Thursday
Feb. 19, 2009
Tossing and Turning
The spirit has infinite facets, but the body
confiningly few sides.
There is the left,
the right, the back, the belly, and tempting
in-betweens, northeasts and northwests,
that tip the heart and soon pinch circulation
in one or another arm.
Yet we turn each time
with fresh hope, believing that sleep
will visit us here, descending like an angel
down the angle our flesh's sextant sets,
tilted toward that unreachable star
hung in the night between our eyebrows, whence
dreams and good luck flow.
Uncross
your ankles. Unclench your philosophy.
This bed was invented by others; know we go
to sleep less to rest than to participate
in the twists of another world.
This churning is our journey.
It ends,
can only end, around a corner
we do not know
we are turning.
It's the birthday of poet and novelist Stephen Dobyns, (books by this author) born in Orange, New Jersey (1941). He heard a jazz album where poems by Walt Whitman, William Carlos Williams, Lawrence Ferlinghetti, and Langston Hughes were read over jazz music, and he decided to become a poet himself. His books of poems include Cemetery Nights (1987) and Mystery, So Long (2005).
It's the birthday of novelist Amy Tan, (books by this author) born in Oakland, California (1952). Her parents emigrated from China in the 1940s, and she grew up struggling to assimilate with other kids, wishing that she would look less Chinese.
She was working as a freelance writer when she took her mother on a trip to China, and she said, "It was a sense of completeness, like having a mother and a father. I had China and America, and everything was all coming together finally."
She came home and found out that based on two short stories, she had gotten an advance for a book. She quit her freelancing work and spent every day writing in her basement, thinking about her trip to China. In just four months, she had finished The Joy Luck Club (1989), which was a big best-seller. She went on to write The Kitchen God's Wife (1991), The Hundred Secret Senses (1995), The Bonesetter's Daughter (2001), and Saving Fish from Drowning (2005).
It's the birthday of novelist Carson McCullers, (books by this author) born in Columbus, Georgia (1917). She published The Heart is a Lonely Hunter (1940) when she was just 23 years old. Her other books include The Member of the Wedding (1946). She said, "I live with the people I create and it has always made my essential loneliness less keen."

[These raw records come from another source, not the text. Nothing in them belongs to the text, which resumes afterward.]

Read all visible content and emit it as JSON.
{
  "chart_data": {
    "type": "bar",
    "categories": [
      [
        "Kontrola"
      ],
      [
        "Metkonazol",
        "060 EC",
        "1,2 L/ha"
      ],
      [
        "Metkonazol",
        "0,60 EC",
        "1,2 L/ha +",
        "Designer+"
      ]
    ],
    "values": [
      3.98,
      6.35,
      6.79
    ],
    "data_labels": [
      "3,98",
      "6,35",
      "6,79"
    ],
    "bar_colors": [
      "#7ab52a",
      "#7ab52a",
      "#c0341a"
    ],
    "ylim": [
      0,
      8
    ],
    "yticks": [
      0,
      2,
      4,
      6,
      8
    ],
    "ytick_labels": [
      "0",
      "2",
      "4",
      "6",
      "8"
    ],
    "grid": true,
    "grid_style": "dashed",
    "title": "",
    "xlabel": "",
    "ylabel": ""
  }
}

It's the birthday of novelist Jonathan Lethem, (books by this author) born in New York City (1964). His parents were bohemian idealists who stayed in their Brooklyn neighborhood even as most white families moved away, and there were only a handful of other white kids in Jonathan's school. He grew up, dropped out of college, worked in bookstores, and became a novelist. He decided to write a novel based on his own childhood, a story about a white kid named Dylan and a black kid named Mingus growing up together in Brooklyn in the 1970s. The two friends find a magic ring that gives them superhero powers. That novel was The Fortress of Solitude (2003).